Sophia Ononye outlines the history of cannabis as a medicine in the US and, following the first FDA approval of a cannabis-derived drug product in 2018, the highly promising landscape for further approvals.

The landscape for approved CBD products is highly promising and will undoubtedly lead to additional FDA approvals for the management of several diseases

It is fairly well established that cannabis, which is also known as marijuana, and cannabis-derived products can be potentially used for the effective management of a number of medical conditions, such as AIDS wasting syndrome, epilepsy, neuropathic pain, treatment of spasticity associated with multiple sclerosis, and cancer and chemotherapy-induced nausea. Moreover, natural products have found diverse applications as antimicrobial, antifungal, and anticancer agents as well as in the treatment of neurological disorders. In fact, the medical benefits of the cinchona tree and quinine, which are still used today for appetite stimulation and malaria respectively, were published as early as 1794 per PubMed data. Although there has been a prominent shift towards the development of large molecules, such as biologics and antibody-drug conjugates, natural products remain a fundamental core of medicinal chemistry

The use of cannabis for pain management is well documented and in light of the ongoing opioid crisis, many biopharmaceutical companies are exploring innovative ways to utilize has spurred widespread interest because of the ongoing opioid crisis. Yet, despite its considerable potential, the US Food and Drug Administration (FDA) has only approved one cannabis-derived and three cannabis-related drug products mainly due to variability in patient response and abuse potential.

In 1985, the FDA approved Marinol^®, an oral form of dronabinol that is indicated for the treatment of anorexia associated with weight loss in patients with acquired immune deficiency syndrome (AIDS) and as an alternative therapy for the management of nausea and vomiting associated with cancer chemotherapy in patients with inadequate response to conventional antiemetic treatments. In 2017, the FDA approved Syndros®, which is a liquid formulation of dronabinol with the same indications as Marinol but under a different schedule (class II) due to the potential for Syndros abuse via inhalation. Cesamet®, generically known as Nabilone, Cesamet, contains the active ingredient nabilone, which has a chemical structure similar to THC and is synthetically derived.

Dronabinol is a light yellow, sticky resinous oil formulated in sesame oil that was created to mimic tetrahydrocannabinol (THC), which is the primary psychoactive component of cannabis. In 2006, the FDA approved Cesamet, which contains the active ingredient nabilone, for the management of nausea and vomiting associated with cancer chemotherapy in patients with inadequate response to conventional antiemetic treatments.

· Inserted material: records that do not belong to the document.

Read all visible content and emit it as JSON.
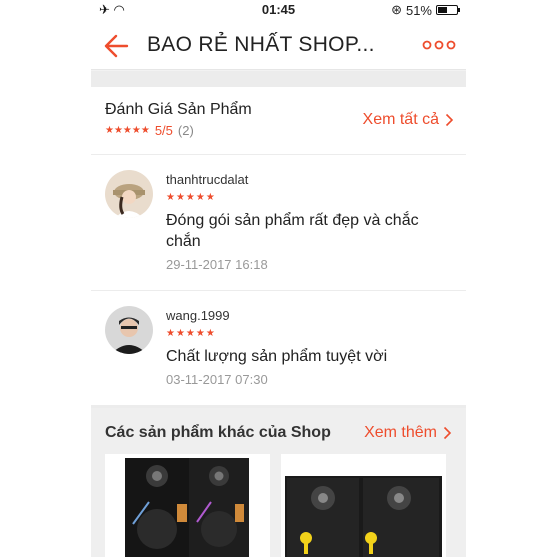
{
  "status_bar": {
    "time": "01:45",
    "battery": "51%",
    "battery_level": 0.51
  },
  "nav": {
    "title": "BAO RẺ NHẤT SHOP..."
  },
  "reviews": {
    "title": "Đánh Giá Sản Phẩm",
    "rating": "5/5",
    "rating_count": "(2)",
    "stars": "★★★★★",
    "view_all": "Xem tất cả",
    "items": [
      {
        "username": "thanhtrucdalat",
        "stars": "★★★★★",
        "comment": "Đóng gói sản phẩm rất đẹp và chắc chắn",
        "date": "29-11-2017 16:18"
      },
      {
        "username": "wang.1999",
        "stars": "★★★★★",
        "comment": "Chất lượng sản phẩm tuyệt vời",
        "date": "03-11-2017 07:30"
      }
    ]
  },
  "other_products": {
    "title": "Các sản phẩm khác của Shop",
    "see_more": "Xem thêm"
  },
  "colors": {
    "accent": "#ee4d2d",
    "background": "#f2f2f2"
  }
}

Nabilone is synthetically derived with a chemical structure similar to THC and is considered a class II controlled substance because of its high potential for abuse.

In 2018, the FDA approved the first prescription pharmaceutical formulation of highly purified, plant-derived cannabidiol (CBD), a cannabinoid lacking the “high” associated with marijuana, and the first in a novel category of anti-epileptic drugs (AEDs). Hence, it comes as not surprise that many biotech investors increased their investment stake in several emerging CBD stocks surging the stock prices and increasing conversations about the benefits of medical cannabis.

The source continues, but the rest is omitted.